Need help identifying the year on this Murray Eliminator and also decoding  the serial number.  Any help would be greatly appreciated.

Thank you


----------



## kostnerave (Oct 12, 2020)

Hi, Someone may be able to help you out in the Schwinn Stingray/ Muscle Bike forum listed here.


----------



## GaspCamp (Oct 12, 2020)

kostnerave said:


> Hi, Someone may be able to help you out in the Schwinn Stingray/ Muscle Bike forum listed here.



Hello and Thank you


----------



## Rivnut (Oct 13, 2020)

Knock yourself out.  Don't just glance through this hoping for a quick answer, read the whole thread to see where everything fits.
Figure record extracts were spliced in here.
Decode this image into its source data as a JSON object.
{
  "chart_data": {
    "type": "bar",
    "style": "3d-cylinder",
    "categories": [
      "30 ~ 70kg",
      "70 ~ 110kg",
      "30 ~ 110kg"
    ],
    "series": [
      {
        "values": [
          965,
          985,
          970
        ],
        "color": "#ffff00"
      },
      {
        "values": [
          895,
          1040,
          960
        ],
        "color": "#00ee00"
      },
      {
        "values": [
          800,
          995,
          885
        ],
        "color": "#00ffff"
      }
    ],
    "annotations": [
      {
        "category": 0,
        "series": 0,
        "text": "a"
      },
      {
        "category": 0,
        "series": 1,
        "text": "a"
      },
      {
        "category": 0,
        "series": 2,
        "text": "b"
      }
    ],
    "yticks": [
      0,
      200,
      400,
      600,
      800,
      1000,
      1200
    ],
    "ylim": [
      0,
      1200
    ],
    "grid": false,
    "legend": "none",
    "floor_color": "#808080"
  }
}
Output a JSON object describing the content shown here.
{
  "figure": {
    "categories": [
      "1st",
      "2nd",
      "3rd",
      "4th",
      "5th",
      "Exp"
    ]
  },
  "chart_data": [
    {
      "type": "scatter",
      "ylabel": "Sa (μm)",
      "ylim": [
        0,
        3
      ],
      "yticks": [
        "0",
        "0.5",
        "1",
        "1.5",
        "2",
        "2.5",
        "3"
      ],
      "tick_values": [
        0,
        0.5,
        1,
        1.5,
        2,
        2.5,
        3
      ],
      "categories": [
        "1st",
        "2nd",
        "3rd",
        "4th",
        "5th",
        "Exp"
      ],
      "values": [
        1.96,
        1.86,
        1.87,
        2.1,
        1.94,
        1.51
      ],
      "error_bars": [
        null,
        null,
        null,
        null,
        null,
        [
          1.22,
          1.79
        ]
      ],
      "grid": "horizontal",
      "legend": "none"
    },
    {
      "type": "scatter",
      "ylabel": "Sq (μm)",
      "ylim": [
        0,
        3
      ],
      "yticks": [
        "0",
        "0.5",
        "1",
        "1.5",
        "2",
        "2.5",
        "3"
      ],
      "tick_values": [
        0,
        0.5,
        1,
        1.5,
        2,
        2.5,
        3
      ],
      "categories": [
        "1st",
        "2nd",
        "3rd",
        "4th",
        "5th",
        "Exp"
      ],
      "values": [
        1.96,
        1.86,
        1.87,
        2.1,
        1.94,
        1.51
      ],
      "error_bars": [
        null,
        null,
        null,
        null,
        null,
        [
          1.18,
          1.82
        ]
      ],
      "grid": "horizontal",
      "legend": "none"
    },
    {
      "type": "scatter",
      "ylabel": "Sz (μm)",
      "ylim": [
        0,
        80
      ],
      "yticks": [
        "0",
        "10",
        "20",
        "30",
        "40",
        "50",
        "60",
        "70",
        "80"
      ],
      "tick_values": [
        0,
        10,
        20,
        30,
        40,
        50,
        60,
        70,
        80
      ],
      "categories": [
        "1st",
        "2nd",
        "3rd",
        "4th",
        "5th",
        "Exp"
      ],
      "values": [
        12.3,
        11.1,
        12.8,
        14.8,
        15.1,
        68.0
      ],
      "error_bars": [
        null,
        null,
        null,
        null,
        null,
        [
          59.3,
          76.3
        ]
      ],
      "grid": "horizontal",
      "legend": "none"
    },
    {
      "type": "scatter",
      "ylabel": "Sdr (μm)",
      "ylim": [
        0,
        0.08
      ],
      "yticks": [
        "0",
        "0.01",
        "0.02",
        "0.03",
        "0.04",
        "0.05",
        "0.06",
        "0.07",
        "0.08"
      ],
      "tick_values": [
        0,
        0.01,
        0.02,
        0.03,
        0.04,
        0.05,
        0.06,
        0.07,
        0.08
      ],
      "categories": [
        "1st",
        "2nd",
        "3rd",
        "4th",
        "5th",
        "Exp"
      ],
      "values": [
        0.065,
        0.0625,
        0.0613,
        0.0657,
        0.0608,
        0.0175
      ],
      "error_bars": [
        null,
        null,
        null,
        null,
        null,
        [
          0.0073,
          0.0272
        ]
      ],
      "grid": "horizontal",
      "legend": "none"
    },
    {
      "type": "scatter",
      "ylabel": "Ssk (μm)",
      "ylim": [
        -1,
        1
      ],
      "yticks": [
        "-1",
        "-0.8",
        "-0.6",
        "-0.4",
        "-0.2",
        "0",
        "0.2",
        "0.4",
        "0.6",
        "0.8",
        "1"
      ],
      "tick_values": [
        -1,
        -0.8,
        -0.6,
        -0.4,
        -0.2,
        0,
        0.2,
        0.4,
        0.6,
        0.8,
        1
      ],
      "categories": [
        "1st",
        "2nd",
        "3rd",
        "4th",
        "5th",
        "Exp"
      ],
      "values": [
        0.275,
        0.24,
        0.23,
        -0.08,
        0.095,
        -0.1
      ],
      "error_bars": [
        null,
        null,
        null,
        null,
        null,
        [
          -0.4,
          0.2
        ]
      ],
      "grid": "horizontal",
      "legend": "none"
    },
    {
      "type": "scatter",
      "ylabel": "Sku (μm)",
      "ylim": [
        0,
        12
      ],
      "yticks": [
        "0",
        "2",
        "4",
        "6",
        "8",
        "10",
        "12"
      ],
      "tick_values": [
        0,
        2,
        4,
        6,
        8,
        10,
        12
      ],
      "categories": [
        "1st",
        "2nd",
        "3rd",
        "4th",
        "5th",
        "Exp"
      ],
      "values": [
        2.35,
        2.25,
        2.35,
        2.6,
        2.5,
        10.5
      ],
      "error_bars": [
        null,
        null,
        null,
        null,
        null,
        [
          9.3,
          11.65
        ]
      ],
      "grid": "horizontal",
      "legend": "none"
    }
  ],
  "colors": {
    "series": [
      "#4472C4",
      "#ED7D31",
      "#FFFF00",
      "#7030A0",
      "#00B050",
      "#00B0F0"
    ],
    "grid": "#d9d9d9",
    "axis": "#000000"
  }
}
						Murray serial number project. | Classic Balloon Tire Bicycles 1933-1965
					

Needed to do this for a while, so here is what I have figured out so far. There has been many people along the way that has contributed and a few that has helped set me straight. hahaah.   I don't know how far back this goes , but I know that Murray used a single letter to represent the year...




					thecabe.com


----------



## GaspCamp (Oct 13, 2020)

Rivnut said:


> Knock yourself out.  Don't just glance through this hoping for a quick answer, read the whole thread to see where everything fits.
> 
> 
> 
> ...



I actually did look at that information and it seems to me that by the serial number it is a 65 Murray but was hoping to get other information about the model number. I know I saw someone post part of a catalog where it shows the model numbers, but can’t seem to find it anywhere anymore.

Thank you for your help


----------



## Rivnut (Oct 13, 2020)

You're probably thinking about the Elgin/JC Higging/ Sears, Hawthorne book that is a collection of catalog pages. In that book, you can compare the serial number to the model number in the  catalog.


----------



## GaspCamp (Oct 14, 2020)

Rivnut said:


> You're probably thinking about the Elgin/JC Higging/ Sears, Hawthorne book that is a collection of catalog pages. In that book, you can compare the serial number to the model number in the  catalog.



Thank you , for the information, I’ll look for it.


----------